News Pacific

Dead Marine Life Along Pacific Coasts Raises Alarm


by Juanita Nonwo – EM TV Online

In a recent media statement, The Secretariat of the Pacific Community (SPC) stated that it is reinforcing government warnings after a serious concern was raised over observations of dead fish and other marine life along the coral coasts of Fiji and Vanuatu, including a number of coral bleaching around the coast of Fiji.

Hundreds of dead fish and invertebrates were discovered floating near Pango Village on Efate, at Emten Lagoon in Port Villa and Aneityum Island.

The exact cause of the death of these marine lives is yet to be found; but it is believed a number of factors could be involved ranging from water pollution from toxic chemicals to low concentrations of dissolved oxygen in the water.  

Satellite data provided by the National Oceanic and Atmospheric Administration (NOAA) , has indicated an increase in water temperatures around Fiji and Vanuatu, being hotter than average since late January 2016.

This data suggests a deep concern as warm waters hold less dissolved oxygen than cooler waters.
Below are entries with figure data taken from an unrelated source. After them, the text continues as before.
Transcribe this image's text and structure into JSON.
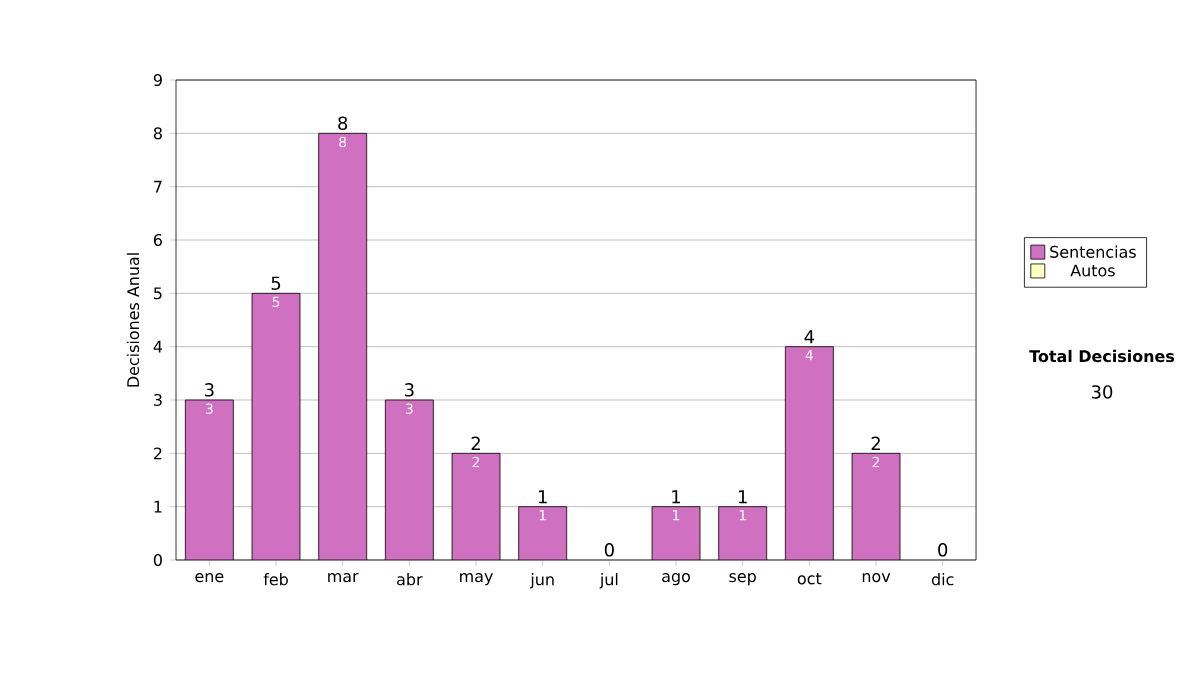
{
  "chart_data": {
    "type": "bar",
    "stacked": true,
    "ylabel": "Decisiones Anual",
    "categories": [
      "ene",
      "feb",
      "mar",
      "abr",
      "may",
      "jun",
      "jul",
      "ago",
      "sep",
      "oct",
      "nov",
      "dic"
    ],
    "series": [
      {
        "name": "Sentencias",
        "color": "#d070c0",
        "values": [
          3,
          5,
          8,
          3,
          2,
          1,
          0,
          1,
          1,
          4,
          2,
          0
        ],
        "value_labels": [
          "3",
          "5",
          "8",
          "3",
          "2",
          "1",
          null,
          "1",
          "1",
          "4",
          "2",
          null
        ]
      },
      {
        "name": "Autos",
        "color": "#ffffc0",
        "values": [
          0,
          0,
          0,
          0,
          0,
          0,
          0,
          0,
          0,
          0,
          0,
          0
        ]
      }
    ],
    "totals": [
      "3",
      "5",
      "8",
      "3",
      "2",
      "1",
      "0",
      "1",
      "1",
      "4",
      "2",
      "0"
    ],
    "ylim": [
      0,
      9
    ],
    "yticks": [
      0,
      1,
      2,
      3,
      4,
      5,
      6,
      7,
      8,
      9
    ],
    "grid": "y",
    "legend": "right",
    "annotations": [
      "Total Decisiones",
      "30"
    ]
  }
}
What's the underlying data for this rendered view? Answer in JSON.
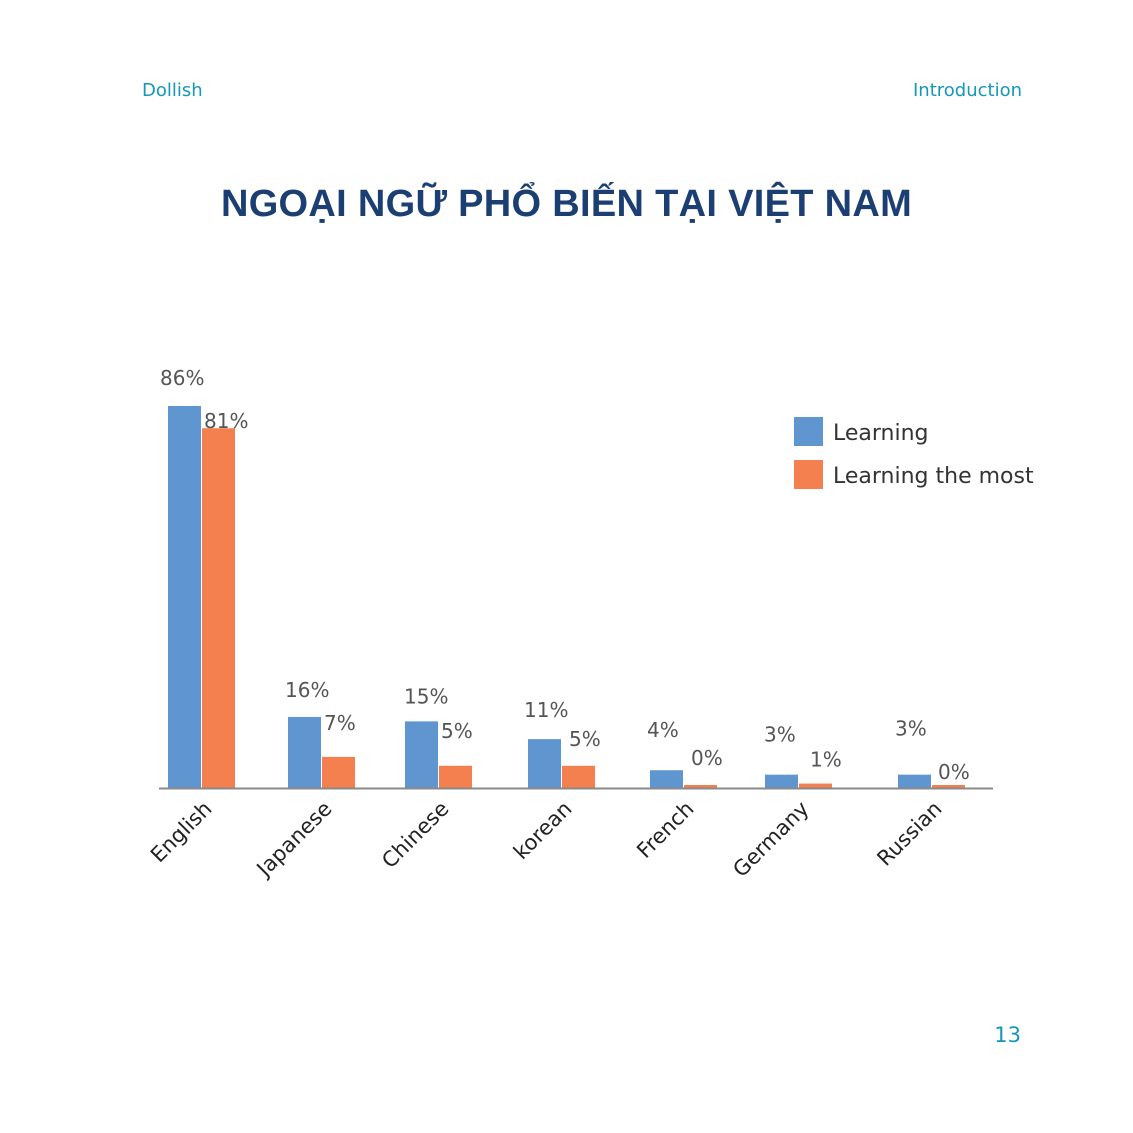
{
  "header": {
    "left": "Dollish",
    "right": "Introduction"
  },
  "page_number": "13",
  "colors": {
    "learning": "#6096d0",
    "learning_most": "#f47f4f",
    "title": "#1c3f73",
    "accent": "#1597b8"
  },
  "chart_data": {
    "type": "bar",
    "title": "NGOẠI NGỮ PHỔ BIẾN TẠI VIỆT NAM",
    "categories": [
      "English",
      "Japanese",
      "Chinese",
      "korean",
      "French",
      "Germany",
      "Russian"
    ],
    "series": [
      {
        "name": "Learning",
        "values": [
          86,
          16,
          15,
          11,
          4,
          3,
          3
        ],
        "labels": [
          "86%",
          "16%",
          "15%",
          "11%",
          "4%",
          "3%",
          "3%"
        ]
      },
      {
        "name": "Learning the most",
        "values": [
          81,
          7,
          5,
          5,
          0,
          1,
          0
        ],
        "labels": [
          "81%",
          "7%",
          "5%",
          "5%",
          "0%",
          "1%",
          "0%"
        ]
      }
    ],
    "legend_position": "top-right",
    "grid": false
  }
}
According to the Director of SPC’s Fisheries and Marine Aquaculture Division, Moses Amos, once the level of dissolved oxygen drops below a critical level, fish and invertebrates can effectively suffocate.
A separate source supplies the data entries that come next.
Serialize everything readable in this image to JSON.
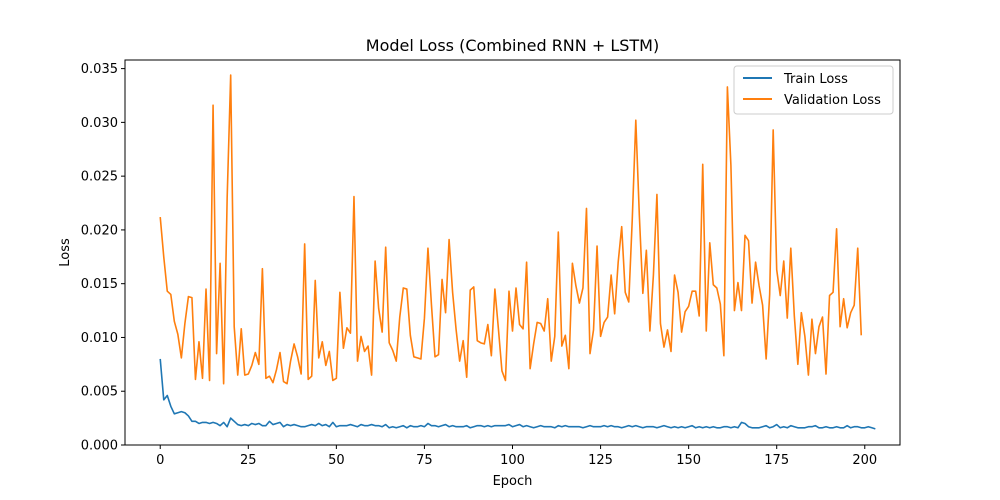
{
  "chart_data": {
    "type": "line",
    "title": "Model Loss (Combined RNN + LSTM)",
    "xlabel": "Epoch",
    "ylabel": "Loss",
    "xlim": [
      -10,
      210
    ],
    "ylim": [
      0,
      0.0358
    ],
    "xticks": [
      0,
      25,
      50,
      75,
      100,
      125,
      150,
      175,
      200
    ],
    "xtick_labels": [
      "0",
      "25",
      "50",
      "75",
      "100",
      "125",
      "150",
      "175",
      "200"
    ],
    "yticks": [
      0.0,
      0.005,
      0.01,
      0.015,
      0.02,
      0.025,
      0.03,
      0.035
    ],
    "ytick_labels": [
      "0.000",
      "0.005",
      "0.010",
      "0.015",
      "0.020",
      "0.025",
      "0.030",
      "0.035"
    ],
    "grid": false,
    "legend_position": "top-right",
    "series": [
      {
        "name": "Train Loss",
        "color": "#1f77b4",
        "values": [
          0.008,
          0.0042,
          0.0046,
          0.0036,
          0.0029,
          0.003,
          0.0031,
          0.003,
          0.0027,
          0.0022,
          0.0022,
          0.002,
          0.0021,
          0.0021,
          0.002,
          0.0021,
          0.002,
          0.0018,
          0.0021,
          0.0017,
          0.0025,
          0.0022,
          0.0019,
          0.0018,
          0.0019,
          0.0018,
          0.002,
          0.0019,
          0.002,
          0.0018,
          0.0018,
          0.0022,
          0.0019,
          0.002,
          0.0021,
          0.0017,
          0.0019,
          0.0018,
          0.0019,
          0.0018,
          0.0017,
          0.0017,
          0.0018,
          0.0019,
          0.0018,
          0.002,
          0.0018,
          0.0019,
          0.0017,
          0.0021,
          0.0017,
          0.0018,
          0.0018,
          0.0018,
          0.0019,
          0.0018,
          0.0017,
          0.0019,
          0.0018,
          0.0018,
          0.0019,
          0.0018,
          0.0018,
          0.0017,
          0.0019,
          0.0016,
          0.0017,
          0.0016,
          0.0017,
          0.0018,
          0.0016,
          0.0018,
          0.0017,
          0.0017,
          0.0018,
          0.0017,
          0.002,
          0.0018,
          0.0018,
          0.0017,
          0.0018,
          0.0019,
          0.0017,
          0.0018,
          0.0017,
          0.0017,
          0.0017,
          0.0018,
          0.0016,
          0.0017,
          0.0018,
          0.0018,
          0.0017,
          0.0018,
          0.0017,
          0.0018,
          0.0018,
          0.0018,
          0.0018,
          0.0019,
          0.0017,
          0.0018,
          0.0019,
          0.0017,
          0.0018,
          0.0017,
          0.0016,
          0.0017,
          0.0018,
          0.0017,
          0.0017,
          0.0017,
          0.0016,
          0.0018,
          0.0017,
          0.0018,
          0.0017,
          0.0017,
          0.0017,
          0.0017,
          0.0016,
          0.0017,
          0.0018,
          0.0017,
          0.0017,
          0.0017,
          0.0018,
          0.0017,
          0.0018,
          0.0017,
          0.0017,
          0.0016,
          0.0017,
          0.0018,
          0.0017,
          0.0018,
          0.0017,
          0.0016,
          0.0017,
          0.0017,
          0.0017,
          0.0016,
          0.0017,
          0.0018,
          0.0017,
          0.0016,
          0.0017,
          0.0016,
          0.0017,
          0.0016,
          0.0017,
          0.0018,
          0.0016,
          0.0017,
          0.0016,
          0.0017,
          0.0016,
          0.0017,
          0.0016,
          0.0016,
          0.0017,
          0.0017,
          0.0016,
          0.0017,
          0.0016,
          0.0021,
          0.002,
          0.0017,
          0.0016,
          0.0016,
          0.0016,
          0.0017,
          0.0018,
          0.0016,
          0.0017,
          0.0019,
          0.0016,
          0.0017,
          0.0016,
          0.0018,
          0.0017,
          0.0016,
          0.0016,
          0.0016,
          0.0017,
          0.0017,
          0.0018,
          0.0016,
          0.0016,
          0.0017,
          0.0016,
          0.0016,
          0.0017,
          0.0016,
          0.0016,
          0.0018,
          0.0016,
          0.0017,
          0.0017,
          0.0016,
          0.0016,
          0.0017,
          0.0016,
          0.0015
        ]
      },
      {
        "name": "Validation Loss",
        "color": "#ff7f0e",
        "values": [
          0.0212,
          0.0175,
          0.0143,
          0.014,
          0.0115,
          0.0103,
          0.0081,
          0.0113,
          0.0138,
          0.0137,
          0.0061,
          0.0096,
          0.0062,
          0.0145,
          0.006,
          0.0316,
          0.0085,
          0.0169,
          0.0057,
          0.023,
          0.0344,
          0.011,
          0.0065,
          0.0108,
          0.0065,
          0.0066,
          0.0074,
          0.0086,
          0.0075,
          0.0164,
          0.0062,
          0.0064,
          0.0058,
          0.007,
          0.0086,
          0.0059,
          0.0057,
          0.0078,
          0.0094,
          0.0082,
          0.0066,
          0.0187,
          0.0061,
          0.0064,
          0.0153,
          0.0081,
          0.0096,
          0.0074,
          0.0087,
          0.006,
          0.0062,
          0.0142,
          0.009,
          0.0109,
          0.0104,
          0.0231,
          0.0078,
          0.0101,
          0.0087,
          0.0092,
          0.0065,
          0.0171,
          0.0127,
          0.0105,
          0.0184,
          0.0095,
          0.0088,
          0.0078,
          0.0119,
          0.0146,
          0.0145,
          0.0102,
          0.0082,
          0.0081,
          0.008,
          0.0118,
          0.0183,
          0.013,
          0.0082,
          0.0084,
          0.0154,
          0.0123,
          0.0191,
          0.0142,
          0.0107,
          0.0078,
          0.0097,
          0.0063,
          0.0144,
          0.0147,
          0.0097,
          0.0095,
          0.0094,
          0.0112,
          0.0083,
          0.0145,
          0.0108,
          0.0069,
          0.006,
          0.0143,
          0.0106,
          0.0146,
          0.0112,
          0.0108,
          0.017,
          0.0071,
          0.0094,
          0.0114,
          0.0113,
          0.0106,
          0.0136,
          0.0078,
          0.0101,
          0.0198,
          0.0092,
          0.0102,
          0.0071,
          0.0169,
          0.0148,
          0.0132,
          0.0146,
          0.022,
          0.0085,
          0.0107,
          0.0185,
          0.0101,
          0.0114,
          0.0119,
          0.0158,
          0.0122,
          0.017,
          0.0203,
          0.0142,
          0.0133,
          0.021,
          0.0302,
          0.0214,
          0.0141,
          0.0181,
          0.0106,
          0.0158,
          0.0233,
          0.0113,
          0.0091,
          0.0107,
          0.0087,
          0.0158,
          0.0142,
          0.0105,
          0.0124,
          0.0129,
          0.0143,
          0.0143,
          0.012,
          0.0261,
          0.0106,
          0.0188,
          0.0149,
          0.0146,
          0.0131,
          0.0083,
          0.0333,
          0.026,
          0.0125,
          0.0151,
          0.0125,
          0.0195,
          0.019,
          0.0132,
          0.017,
          0.0148,
          0.013,
          0.008,
          0.014,
          0.0293,
          0.0163,
          0.0139,
          0.0171,
          0.0118,
          0.0183,
          0.012,
          0.0075,
          0.0123,
          0.0101,
          0.0065,
          0.0117,
          0.0085,
          0.011,
          0.0119,
          0.0066,
          0.0139,
          0.0142,
          0.0201,
          0.011,
          0.0136,
          0.0109,
          0.0123,
          0.013,
          0.0183,
          0.0102
        ]
      }
    ]
  }
}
“This is especially an issue in shallow water habitats which can rapidly heat up and lose dissolved oxygen, and at night-time, algae respire, removing oxygen from the surrounding water,” stated Mr Amos.

The locals living along the coast who are experiencing this have been urged not to feed on these fish kills, as Fisheries scientists from SPC have been sent to Fiji to investigate the cause while working with the Ministry of Fisheries and Forests to develop a National Fisheries Policy.

A similar event was experienced in the Marovo Lagoon, in the Western Province of Solomon Islands in June 2011 where low levels of dissolved oxygen triggered a die-off of a harmful algae bloom that may have been the cause.

Mr Amos further stated that events like these stress the importance of inshore fisheries resources in human affairs, but also the fragility of the reef habitats that support these resources.

The strong El Nino conditions, which are currently still in effect has been labelled as the factor responsible in influencing these events. With 2015 predictions from NOAA, stating there will be widespread coral bleaching in the Pacific from 2015 – 2016 summers.

An analysis from SPC concerning future impacts of climate change on fisheries is not looking so bright either. Predictions of reef environments becoming more fragile over the next century has been placed under two contributing factors:

  1. Human-induced climate change and
  2. Environmental degradation from human population pressure in coastal regions.

To help coastal communities maintain their livelihood in the case where coastal resources and fisheries face increased fragility, SPC has compiled a strategy called ‘A new song for coastal fisheries – pathways to change: The Noumea strategy’.

The New Song strategy was developed in March 2015 to address some of the challenges faced today by the increasing population of coastal communities in the Pacific.

According to the strategy, many Pacific Island coastal communities depend on coastal fisheries resources as the primary or secondary source of income for up to 50 percent of households; while about 50 – 90 percent of the animal-sourced protein consumed is gradually declining.

With this New Song initiative, it aims to:

  • Be the innovative approach to dealing with declines in coastal fisheries resources and related ecosystems.
  • Calling for an enhance focus on coastal fisheries management and related development activities in the Pacific, and
  • To provide direction and encourage coordination, cooperation and an effective use of regional and other supportive services in the development of coastal fisheries management.